We'll use the classic Titanic dataset to predict passenger survival.

2.1 Import Libraries and Load Data

First, import necessary libraries and load the dataset from a URL.

from autogluon.tabular import TabularDataset, TabularPredictor
from sklearn.model_selection import train_test_split
import pandas as pd

url = 'https://raw.githubusercontent.com/datasciencedojo/datasets/master/titanic.csv'
data = TabularDataset(url)

# Split data into training (80%) and testing (20%) sets
train_data, test_data = train_test_split(data, test_size=0.2, random_state=42)
print(f"Training samples: {len(train_data)}")
print(f"Testing samples: {len(test_data)}")

Output:

Training samples: 712
Testing samples: 179

2.2 Train the Model

Define the target variable (Survived) and train the model using TabularPredictor.

# Define the target variable
target = 'Survived'

# Train the model
predictor = TabularPredictor(label=target).fit(
    train_data=train_data,
    time_limit=120,  # Set a time limit (e.g., 2 minutes)
    presets='best_quality'  # Use 'best_quality' for optimal results
)

Key Parameters:

TabularPredictor(label=target): Initializes the predictor for the specified target variable.
.fit(...): Trains multiple models.
time_limit: Controls the maximum training duration. A longer limit generally leads to better accuracy.
presets: Allows balancing training speed and accuracy. Options include 'medium_quality', 'high_quality', and 'best_quality'.

Step 3: Evaluate Model Performance

Assess the trained model's performance on the unseen test data.

# Make predictions on the test set
y_pred = predictor.predict(test_data.drop(columns=[target]))

# Evaluate the model's accuracy
performance = predictor.evaluate(test_data)
print(f"Model Accuracy: {performance['accuracy']:.2f}")

Output:

Model Accuracy: 0.80

AutoGluon provides a leaderboard that lists all tested models, ranked by their performance. The top-performing model is typically an ensemble of the best individual models.

# Display the leaderboard
leaderboard = predictor.leaderboard(test_data)
print(leaderboard)

AutoGluon Leaderboard Example

Step 4: Make Predictions on New Data

Use the trained predictor to make predictions on new, unseen data points.

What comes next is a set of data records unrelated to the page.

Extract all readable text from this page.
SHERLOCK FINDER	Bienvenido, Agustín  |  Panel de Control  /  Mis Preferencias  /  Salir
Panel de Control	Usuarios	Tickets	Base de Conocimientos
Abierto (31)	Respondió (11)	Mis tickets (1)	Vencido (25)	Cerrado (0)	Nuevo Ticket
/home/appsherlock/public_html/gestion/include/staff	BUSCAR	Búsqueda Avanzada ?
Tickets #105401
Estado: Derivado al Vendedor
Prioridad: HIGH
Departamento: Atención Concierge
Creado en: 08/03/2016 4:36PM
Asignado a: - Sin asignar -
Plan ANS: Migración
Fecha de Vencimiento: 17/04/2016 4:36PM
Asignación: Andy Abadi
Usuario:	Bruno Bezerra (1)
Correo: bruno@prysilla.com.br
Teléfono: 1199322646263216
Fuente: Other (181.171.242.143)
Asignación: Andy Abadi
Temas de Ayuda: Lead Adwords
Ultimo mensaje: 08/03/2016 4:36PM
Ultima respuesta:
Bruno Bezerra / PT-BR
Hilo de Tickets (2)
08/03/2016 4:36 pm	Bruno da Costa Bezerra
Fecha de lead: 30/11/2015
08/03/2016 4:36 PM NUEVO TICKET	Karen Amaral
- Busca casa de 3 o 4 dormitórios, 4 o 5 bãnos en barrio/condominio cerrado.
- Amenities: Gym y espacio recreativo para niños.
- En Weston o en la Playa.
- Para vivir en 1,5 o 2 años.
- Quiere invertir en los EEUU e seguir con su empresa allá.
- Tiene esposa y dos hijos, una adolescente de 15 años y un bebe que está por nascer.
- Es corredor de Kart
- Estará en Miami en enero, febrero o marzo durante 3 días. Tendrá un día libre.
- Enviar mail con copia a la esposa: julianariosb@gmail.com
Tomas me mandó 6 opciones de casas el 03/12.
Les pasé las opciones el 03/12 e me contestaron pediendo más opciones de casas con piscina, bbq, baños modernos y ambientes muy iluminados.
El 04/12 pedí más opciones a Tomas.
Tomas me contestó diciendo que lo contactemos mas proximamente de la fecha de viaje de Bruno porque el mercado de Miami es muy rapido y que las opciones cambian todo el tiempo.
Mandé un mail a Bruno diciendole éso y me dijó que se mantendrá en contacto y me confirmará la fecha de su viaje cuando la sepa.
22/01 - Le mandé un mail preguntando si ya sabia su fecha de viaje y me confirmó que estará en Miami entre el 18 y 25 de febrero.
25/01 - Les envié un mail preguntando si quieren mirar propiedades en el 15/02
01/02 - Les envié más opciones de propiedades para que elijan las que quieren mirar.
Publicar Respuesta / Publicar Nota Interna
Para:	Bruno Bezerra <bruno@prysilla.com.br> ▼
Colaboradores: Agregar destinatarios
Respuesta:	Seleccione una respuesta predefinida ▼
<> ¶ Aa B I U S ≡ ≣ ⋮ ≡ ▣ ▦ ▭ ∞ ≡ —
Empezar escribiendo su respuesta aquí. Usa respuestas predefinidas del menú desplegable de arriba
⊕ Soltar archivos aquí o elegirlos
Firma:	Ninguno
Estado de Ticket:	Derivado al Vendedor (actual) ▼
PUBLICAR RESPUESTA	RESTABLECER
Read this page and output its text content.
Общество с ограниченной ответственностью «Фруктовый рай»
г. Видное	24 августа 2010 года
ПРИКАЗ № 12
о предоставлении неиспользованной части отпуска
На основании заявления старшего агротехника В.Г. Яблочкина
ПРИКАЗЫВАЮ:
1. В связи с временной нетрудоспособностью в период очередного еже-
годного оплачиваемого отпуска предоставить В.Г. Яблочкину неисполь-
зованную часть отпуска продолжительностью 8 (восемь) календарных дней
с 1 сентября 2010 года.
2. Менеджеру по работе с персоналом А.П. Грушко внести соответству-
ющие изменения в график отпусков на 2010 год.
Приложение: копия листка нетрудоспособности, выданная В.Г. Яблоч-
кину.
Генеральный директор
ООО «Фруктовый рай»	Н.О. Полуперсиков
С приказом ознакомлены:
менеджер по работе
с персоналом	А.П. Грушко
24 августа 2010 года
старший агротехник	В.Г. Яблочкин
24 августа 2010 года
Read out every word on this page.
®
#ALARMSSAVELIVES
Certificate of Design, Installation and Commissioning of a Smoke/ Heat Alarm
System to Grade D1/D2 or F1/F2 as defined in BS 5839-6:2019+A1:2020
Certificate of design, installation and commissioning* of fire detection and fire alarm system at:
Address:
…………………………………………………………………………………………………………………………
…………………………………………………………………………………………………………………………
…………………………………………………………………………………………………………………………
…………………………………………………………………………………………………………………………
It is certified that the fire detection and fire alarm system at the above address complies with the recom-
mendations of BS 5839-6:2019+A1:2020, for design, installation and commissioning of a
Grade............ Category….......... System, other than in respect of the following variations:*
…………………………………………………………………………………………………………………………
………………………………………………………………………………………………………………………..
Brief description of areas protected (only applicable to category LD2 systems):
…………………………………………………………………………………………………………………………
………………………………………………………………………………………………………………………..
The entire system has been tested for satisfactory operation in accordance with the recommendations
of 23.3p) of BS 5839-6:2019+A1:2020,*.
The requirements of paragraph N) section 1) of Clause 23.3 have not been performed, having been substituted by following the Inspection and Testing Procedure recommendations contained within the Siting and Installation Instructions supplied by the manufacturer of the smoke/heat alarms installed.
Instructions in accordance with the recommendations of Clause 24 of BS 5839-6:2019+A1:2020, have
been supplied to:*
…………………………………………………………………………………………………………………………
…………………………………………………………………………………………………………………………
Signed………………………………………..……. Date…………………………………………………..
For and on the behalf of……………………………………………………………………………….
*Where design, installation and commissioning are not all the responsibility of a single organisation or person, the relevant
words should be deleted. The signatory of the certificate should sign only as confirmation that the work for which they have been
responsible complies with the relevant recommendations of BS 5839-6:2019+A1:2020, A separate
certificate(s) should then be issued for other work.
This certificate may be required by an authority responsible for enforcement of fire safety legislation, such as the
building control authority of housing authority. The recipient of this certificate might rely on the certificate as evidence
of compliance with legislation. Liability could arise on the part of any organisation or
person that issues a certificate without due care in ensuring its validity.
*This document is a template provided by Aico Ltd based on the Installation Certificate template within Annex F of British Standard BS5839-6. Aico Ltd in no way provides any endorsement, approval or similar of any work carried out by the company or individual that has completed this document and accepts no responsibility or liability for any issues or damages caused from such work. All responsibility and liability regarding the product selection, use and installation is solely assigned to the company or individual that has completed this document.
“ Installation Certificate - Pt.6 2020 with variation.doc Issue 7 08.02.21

# Create a DataFrame for a new passenger
new_passenger = pd.DataFrame({
    'PassengerId': [99999],
    'Pclass': [3],
    'Name': ['John Doe'],
    'Sex': ['male'],
    'Age': [25],
    'Ticket': ['UNKNOWN'],
    'Fare': [7.25],
    'Cabin': ['UNKNOWN'],
    'Embarked': ['S'],
    'SibSp': [0],
    'Parch': [0]
})

# Predict survival for the new passenger
prediction = predictor.predict(new_passenger)
print(f"Survival prediction: {'Yes' if prediction[0] == 1 else 'No'}")

Output:

Survival prediction: No

Tips for Success

Data Quality: While AutoGluon handles many data issues, clean and prepare your data thoroughly for optimal results. Remove irrelevant columns (like PassengerId) and address missing values proactively.
time_limit Tuning: Start with shorter time_limit values (e.g., 120 seconds) for quick testing and increase it (e.g., 600 seconds or more) for better accuracy, depending on your computational resources.
Feature Engineering: AutoGluon excels at automating many ML tasks, but domain knowledge and manual feature engineering (e.g., creating 'FamilySize' from 'SibSp' and 'Parch') can significantly boost model performance.
Understand Limitations: Be aware of the computational cost associated with longer training times and the potential for "black-box" models where interpretability might be reduced in favor of performance.

Wrapping Up

AutoGluon empowers you to build and deploy machine learning models efficiently. With just a few lines of Python code, you can achieve impressive results on tabular data. Explore different datasets, experiment with AutoGluon's capabilities for text and image data, and fine-tune hyperparameters for even greater control.